Он выпустил ее руку, но она, как будто не заметив, продолжала стоять, чуть наклонившись к нему.
— Гели!
— Да? Нет, ничего. Она выпрямилась.
— Как ты себя чувствуешь? Эльза сказала, не очень хорошо?
— Да, я… можно мне…
— Иди, побудь с подругами. Я понимаю.
— Спокойной ночи, — попрощалась она, как некогда, в бытность примерной девочкой, присылаемой матерью перед сном к дяде в редкие приезды его домой в Линц или в Вену.

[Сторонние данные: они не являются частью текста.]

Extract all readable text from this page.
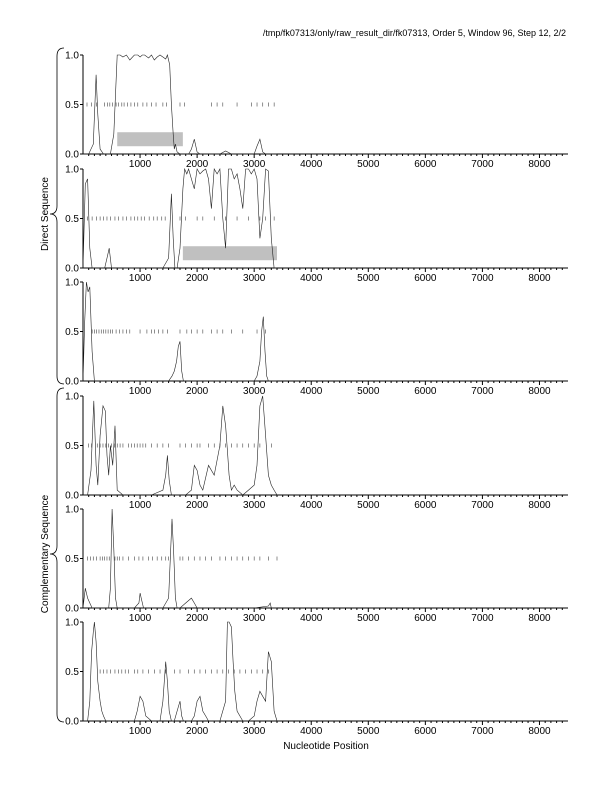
/tmp/fk07313/only/raw_result_dir/fk07313, Order 5, Window 96, Step 12, 2/2
0.0
0.5
1.0
1000	2000	3000	4000	5000	6000	7000	8000
0.0
0.5
1.0
1000	2000	3000	4000	5000	6000	7000	8000
0.0
0.5
1.0
1000	2000	3000	4000	5000	6000	7000	8000
0.0
0.5
1.0
1000	2000	3000	4000	5000	6000	7000	8000
0.0
0.5
1.0
1000	2000	3000	4000	5000	6000	7000	8000
0.0
0.5
1.0
1000	2000	3000	4000	5000	6000	7000	8000
Direct Sequence
Complementary Sequence
Nucleotide Position
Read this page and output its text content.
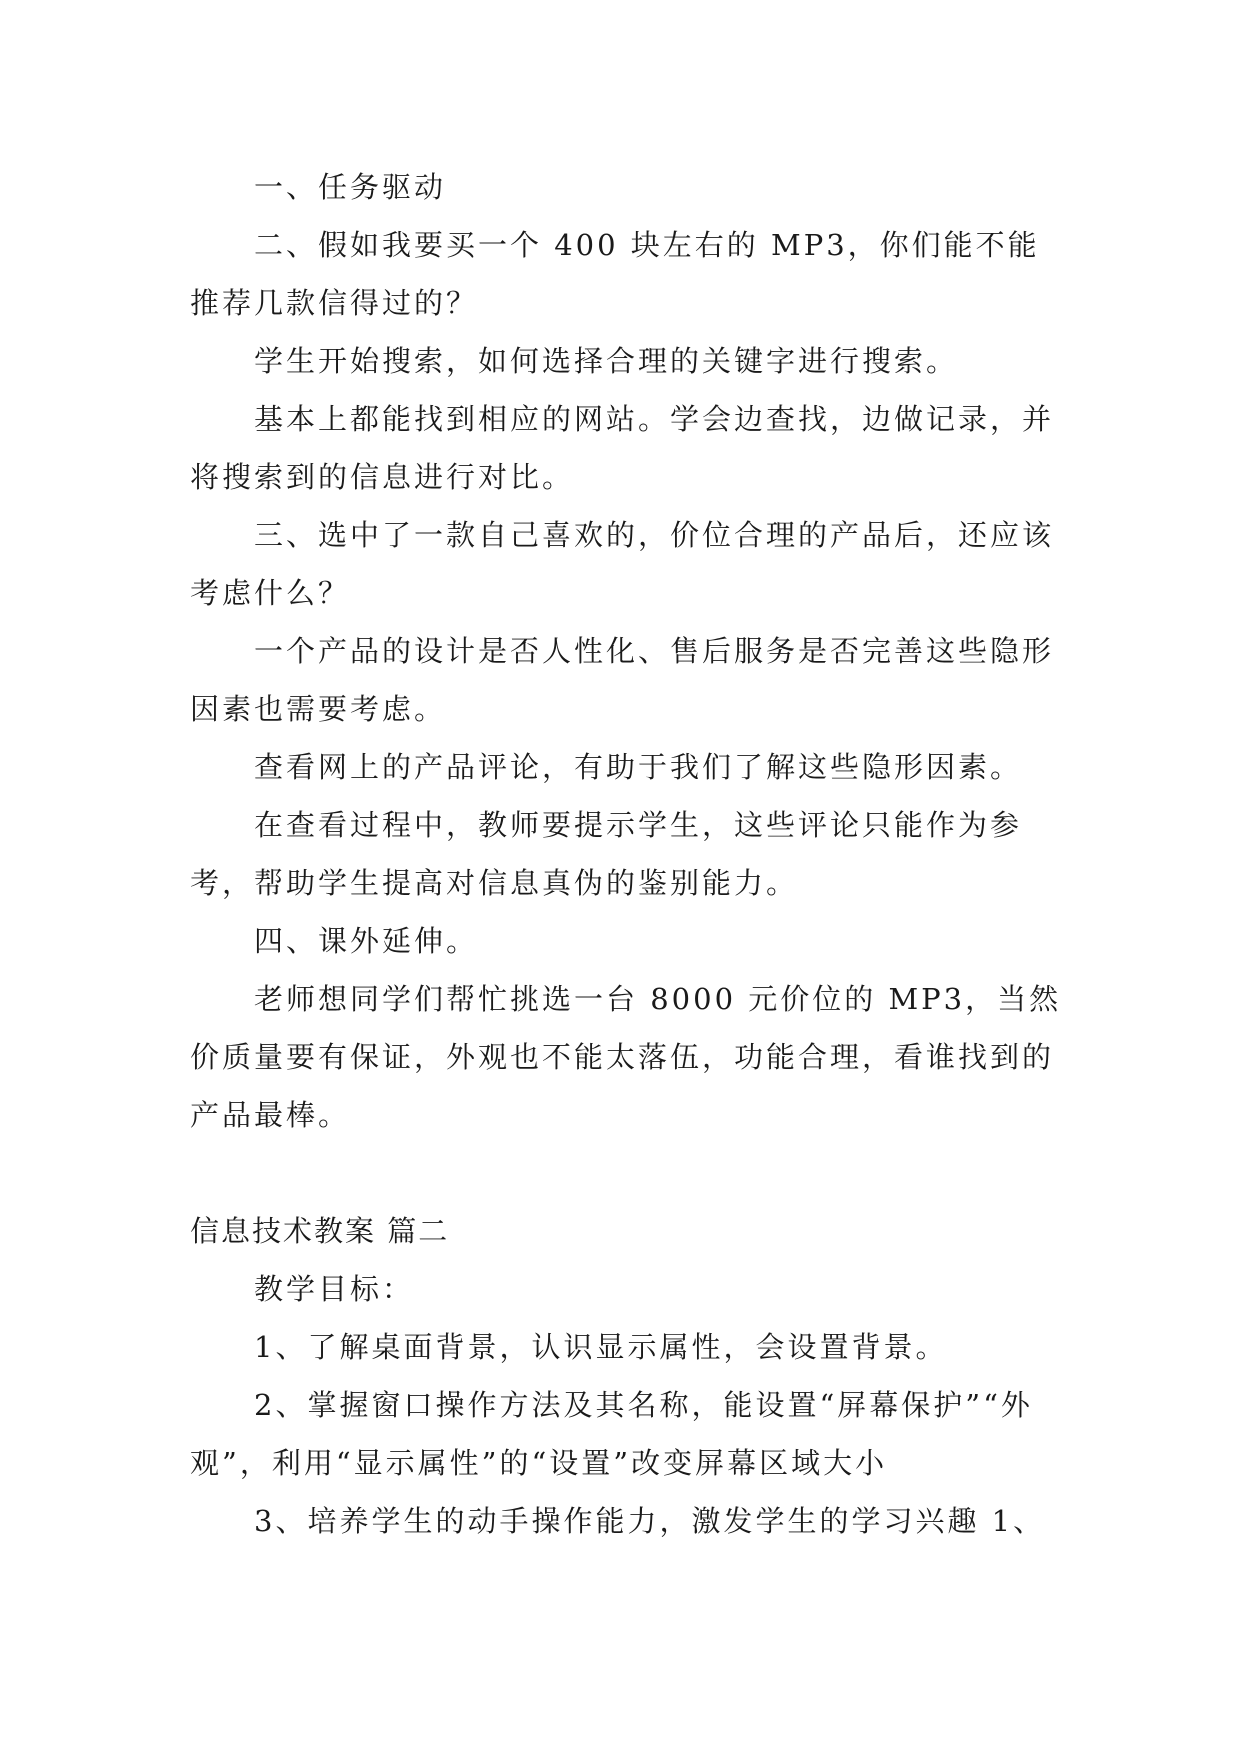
一、任务驱动

二、假如我要买一个 400 块左右的 MP3，你们能不能推荐几款信得过的？

学生开始搜索，如何选择合理的关键字进行搜索。

基本上都能找到相应的网站。学会边查找，边做记录，并将搜索到的信息进行对比。

三、选中了一款自己喜欢的，价位合理的产品后，还应该考虑什么？

一个产品的设计是否人性化、售后服务是否完善这些隐形因素也需要考虑。

查看网上的产品评论，有助于我们了解这些隐形因素。

在查看过程中，教师要提示学生，这些评论只能作为参考，帮助学生提高对信息真伪的鉴别能力。

四、课外延伸。

老师想同学们帮忙挑选一台 8000 元价位的 MP3，当然价质量要有保证，外观也不能太落伍，功能合理，看谁找到的产品最棒。

信息技术教案 篇二

教学目标：

1、了解桌面背景，认识显示属性，会设置背景。

2、掌握窗口操作方法及其名称，能设置“屏幕保护”“外观”，利用“显示属性”的“设置”改变屏幕区域大小

3、培养学生的动手操作能力，激发学生的学习兴趣 1、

Когда Гесс около полуночи вернулся домой, его встретил один Лей, сказавший, что дамы уже спят, а ужин в столовой. Рудольф до того вымотался за день, что поначалу не обратил внимания на то, что Эльза его не встретила, а Роберт остался у них на ночь, хотя всегда говорил, что в чужом доме ему снятся кошмары. Рудольф поинтересовался, как дети, и пошел в столовую. Лей прошел за ним следом и сел на другом конце стола. Рудольф несколько раз вопросительно взглядывал на него, наконец спросил, не случилось ли чего.
— Прожуй сначала, — буркнул тот. — Фюрер хочет объявить завтра о помолвке с Ангеликой.
— Да? — Гесс покрутил в пальцах ножку бокала. — Пожалуй, стоит выпить за это?
— Я не буду. А ты пей.
— Чего ты мрачный такой?
— Голова болит.
— У меня тоже раскалывается. Вообще, этого следовало ожидать. Он еще осенью говорил. Что тут поделаешь? Он любит ее.
— Руд и, как ты думаешь, — осторожно начал Лей, — если она ему откажет, это будет очень тяжело?
— Не откажет.
— А если…
— Не откажет. Я знаю, что говорю.
— И все-таки ответь на мой вопрос. Гесс пожал плечами.
— Если ты сейчас откажешься от Маргариты, как ты думаешь, будет ей тяжело?
— Да черт тебя подери! — Лей болезненно поморщился. — Что за сравнение?
— Сравнение в том, что из двоих один всегда любит сильнее. А почему ты спрашиваешь?
— Ладно, ты мне ответил. Хотя я спросил о другом.
— Фюрер не Маргарита, конечно, а Маргарита не фюрер, — заметил Гесс. — Она, я думаю, пережила бы, а вот Адольфу еще одно разочарование ни к чему. Нужно его поберечь. Я завтра поговорю с ней, чтобы не дурила.
— Я уже с ней говорил.
— И что же?
— Молчала, слушала. Я сказал ей, что даже отказать можно по-разному.
— Вот это правильно. — Гесс зевнул. — Вообще, между нами, это черт знает что! Если б можно было его отговорить… Эти жены столько крови пьют.
— Бывают исключения — Эльза твоя, Магда, Карин…
— Да, бывают. Знаешь, а ты, пожалуй, прав. Я так устал сегодня, что туго соображаю.
— В чем я прав?
— Девчонка в самом деле может отказать. И главный вопрос — как! Если бережно…
Лей молча курил. Он понимал, что тонкий и деликатный Гесс завтра устыдится этого разговора.
Обычно дни рождения Лея в Кельне отмечались многолюдно и с пышностью. В прошлом году в этот день сорок раз прозвонил соборный колокол. Которой из поклонниц гауляйтера пришла в голову подобная идея, осталось неизвестным, но только Роберт вспоминал об этом с раздражением — было неловко перед старыми бойцами и ребятами из СА, которые, как ему показалось, начали глядеть на него не теми глазами.
Из всех наци лишь Герман Геринг был в этом плане универсал — мог примадонной блистать среди послов и принцев крови, а затем пить горькое пиво, плевать по углам и обниматься с работягами.